State reminds hospitals to activate emergency plans

The letter from the ADHS director came after Banner Health announced Friday it was nearing capacity.

Cara Christ 0604 ADHS Director Cara Christ, June 4, 2020.
Office of the Arizona Governor/YouTube

Arizona Department of Health Services Director Cara Christ sent a letter to hospitals Saturday reminding them of the emergency plan outlined in an executive order issued by Gov. Doug Ducey in March.

The order directed hospitals to be able to expand their capacity by 25% to deal with a surge in COVID-19 cases.

Christ’s letter came one day after Banner Health held a news conference to announce they were nearing capacity. Over the weekend, Banner added that they are running out of a specific kind of ventilator.

The letter from the state’s top doctor was greeted by a terse statement from Banner in which they said they put their emergency plan in place in March.

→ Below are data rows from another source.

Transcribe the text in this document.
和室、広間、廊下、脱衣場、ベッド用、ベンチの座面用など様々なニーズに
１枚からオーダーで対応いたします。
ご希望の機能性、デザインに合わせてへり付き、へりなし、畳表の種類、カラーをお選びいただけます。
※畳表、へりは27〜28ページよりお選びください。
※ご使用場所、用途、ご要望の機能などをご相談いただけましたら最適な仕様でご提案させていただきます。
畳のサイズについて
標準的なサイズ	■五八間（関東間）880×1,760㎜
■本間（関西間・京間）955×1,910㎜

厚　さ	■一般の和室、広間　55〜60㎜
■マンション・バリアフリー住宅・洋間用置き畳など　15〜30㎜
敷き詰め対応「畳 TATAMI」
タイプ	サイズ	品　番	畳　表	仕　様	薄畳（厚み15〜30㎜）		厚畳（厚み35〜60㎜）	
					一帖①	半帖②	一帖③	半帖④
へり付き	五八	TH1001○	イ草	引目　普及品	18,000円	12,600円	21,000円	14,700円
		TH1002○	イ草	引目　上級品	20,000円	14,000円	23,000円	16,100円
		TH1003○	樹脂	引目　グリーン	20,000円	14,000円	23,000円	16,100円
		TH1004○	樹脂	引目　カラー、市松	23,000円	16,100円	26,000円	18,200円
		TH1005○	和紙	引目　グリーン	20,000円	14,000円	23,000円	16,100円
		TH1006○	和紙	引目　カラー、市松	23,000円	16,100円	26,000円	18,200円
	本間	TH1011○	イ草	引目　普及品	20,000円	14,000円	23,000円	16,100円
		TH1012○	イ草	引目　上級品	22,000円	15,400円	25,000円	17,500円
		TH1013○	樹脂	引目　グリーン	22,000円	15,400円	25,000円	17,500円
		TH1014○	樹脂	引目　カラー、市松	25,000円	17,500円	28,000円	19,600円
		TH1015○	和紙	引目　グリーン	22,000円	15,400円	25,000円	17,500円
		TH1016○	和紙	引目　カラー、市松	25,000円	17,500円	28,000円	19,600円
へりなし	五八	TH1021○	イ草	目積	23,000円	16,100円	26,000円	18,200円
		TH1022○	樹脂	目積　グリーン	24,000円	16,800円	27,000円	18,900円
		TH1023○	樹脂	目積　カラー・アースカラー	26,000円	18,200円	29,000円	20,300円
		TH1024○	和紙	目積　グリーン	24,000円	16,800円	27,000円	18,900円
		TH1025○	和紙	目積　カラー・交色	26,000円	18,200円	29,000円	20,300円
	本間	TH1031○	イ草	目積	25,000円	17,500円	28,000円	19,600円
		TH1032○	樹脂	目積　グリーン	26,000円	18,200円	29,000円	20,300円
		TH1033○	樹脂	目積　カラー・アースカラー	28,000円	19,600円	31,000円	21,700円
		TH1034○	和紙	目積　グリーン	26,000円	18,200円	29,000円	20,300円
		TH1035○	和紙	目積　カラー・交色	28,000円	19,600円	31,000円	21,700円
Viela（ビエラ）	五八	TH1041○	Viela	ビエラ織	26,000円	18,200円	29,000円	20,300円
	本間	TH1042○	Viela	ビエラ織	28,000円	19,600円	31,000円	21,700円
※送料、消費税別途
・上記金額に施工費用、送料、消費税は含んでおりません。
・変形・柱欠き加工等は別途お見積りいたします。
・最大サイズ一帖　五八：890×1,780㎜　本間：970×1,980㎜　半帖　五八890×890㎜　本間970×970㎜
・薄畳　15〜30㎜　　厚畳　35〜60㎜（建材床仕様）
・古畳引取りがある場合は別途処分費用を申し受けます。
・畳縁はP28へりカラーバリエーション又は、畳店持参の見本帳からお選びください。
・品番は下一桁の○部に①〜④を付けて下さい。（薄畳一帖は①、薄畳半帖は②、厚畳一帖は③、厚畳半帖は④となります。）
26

On May 15, Gov. Ducey let his stay-at-home order expire. Since then the state has seen a spike in COVID-19 cases, especially hospitalizations.

Currently, more than 1,200 people are hospitalized in Arizona due to COVID-10. Two weeks ago, that number was closer to 800 people.

In Pima County, hospitals are coping according to the head of the health department Dr. Theresa Cullen.

She said cases, however, are rising and that is a precursor to a surge in hospitalizations.

"What we normally saw was about 30-50 cases a day, for the past 5-7 days we’ve had consistently higher numbers including some days that have been in the high 100s, low 200s cases," said Cullen.

Gov. Ducey said last week that an increase in cases was expected when he let the stay-at-home order expire. He said that is why he ordered hospitals to have surge capacity.

On Monday, 77% of the ICU beds in the state were in use. That figure does not include beds that are part of surge capacity. Not counting the surge beds is a new way of calculating the numbers, according to the state.

At the end of her letter, Christ told hospitals that communications is key to getting through the crisis.